27

Consider the following simple struct:

struct A
{
    float data[16];
};

My question is:

Assuming a platform where float is a 32-bit IEEE754 floating point number (if that matters at all), does the C++ standard guarantee the expected memory layout for struct A? If not, what does it guarantee and/or what are the ways to enforce the guarantees?

By the expected memory layout I mean that the struct takes up 16*4=64 bytes in memory, each consecutive 4 bytes occupied by a single float from the data array. In other words, expected memory layout means the following test passes:

static_assert(sizeof(A) == 16 * sizeof(float));
static_assert(offsetof(A, data[0]) == 0 * sizeof(float));
static_assert(offsetof(A, data[1]) == 1 * sizeof(float));
...
static_assert(offsetof(A, data[15]) == 15 * sizeof(float));

(offsetof is legal here since A is standard layout, see below)

In case this bothers you, the test actually passes on wandbox with gcc 9 HEAD. I have never met a combination of a platform and compiler which would provide evidence that this test may fail, and I would love to learn about them in case they do exist.

Why would one even care:

  • SSE-like optimizations require certain memory layout (and alignment, which I ignore in this question, since it can be dealt with using the standard alignas specifier).
  • Serialization of such a struct would simply boil down to a nice and portable write_bytes(&x, sizeof(A)).
  • Some APIs (e.g. OpenGL, specifically, say, glUniformMatrix4fv) expect this exact memory layout.
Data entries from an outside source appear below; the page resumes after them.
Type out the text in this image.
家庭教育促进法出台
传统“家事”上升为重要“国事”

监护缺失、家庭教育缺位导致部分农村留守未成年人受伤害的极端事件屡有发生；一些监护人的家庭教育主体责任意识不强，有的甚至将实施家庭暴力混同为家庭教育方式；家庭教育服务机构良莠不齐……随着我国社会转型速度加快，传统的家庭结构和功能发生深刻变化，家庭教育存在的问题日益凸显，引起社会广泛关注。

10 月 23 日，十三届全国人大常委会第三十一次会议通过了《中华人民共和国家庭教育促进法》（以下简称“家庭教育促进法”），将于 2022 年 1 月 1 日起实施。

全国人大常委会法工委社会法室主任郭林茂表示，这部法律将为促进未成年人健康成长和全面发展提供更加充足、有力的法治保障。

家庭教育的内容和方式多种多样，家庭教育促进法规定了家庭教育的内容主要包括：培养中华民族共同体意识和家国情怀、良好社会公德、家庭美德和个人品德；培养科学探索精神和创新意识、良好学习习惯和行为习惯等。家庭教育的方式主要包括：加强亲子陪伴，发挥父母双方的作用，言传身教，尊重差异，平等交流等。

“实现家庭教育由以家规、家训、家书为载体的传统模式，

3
Of course, one could just pass the pointer to data array to pass a single object of this type, but for a sequence of these (say, for uploading matrix-type vertex attributes) a specific memory layout is still needed.

What is actually guaranteed:

These are the things that, to my knowledge, can be expected from struct A:

  • It is standard layout
  • As a consequence of being standard-layout, a pointer to A can be reinterpret_cast to a pointer to its first data member (which is, presumably, data[0] ?), i.e. there is no padding before the first member.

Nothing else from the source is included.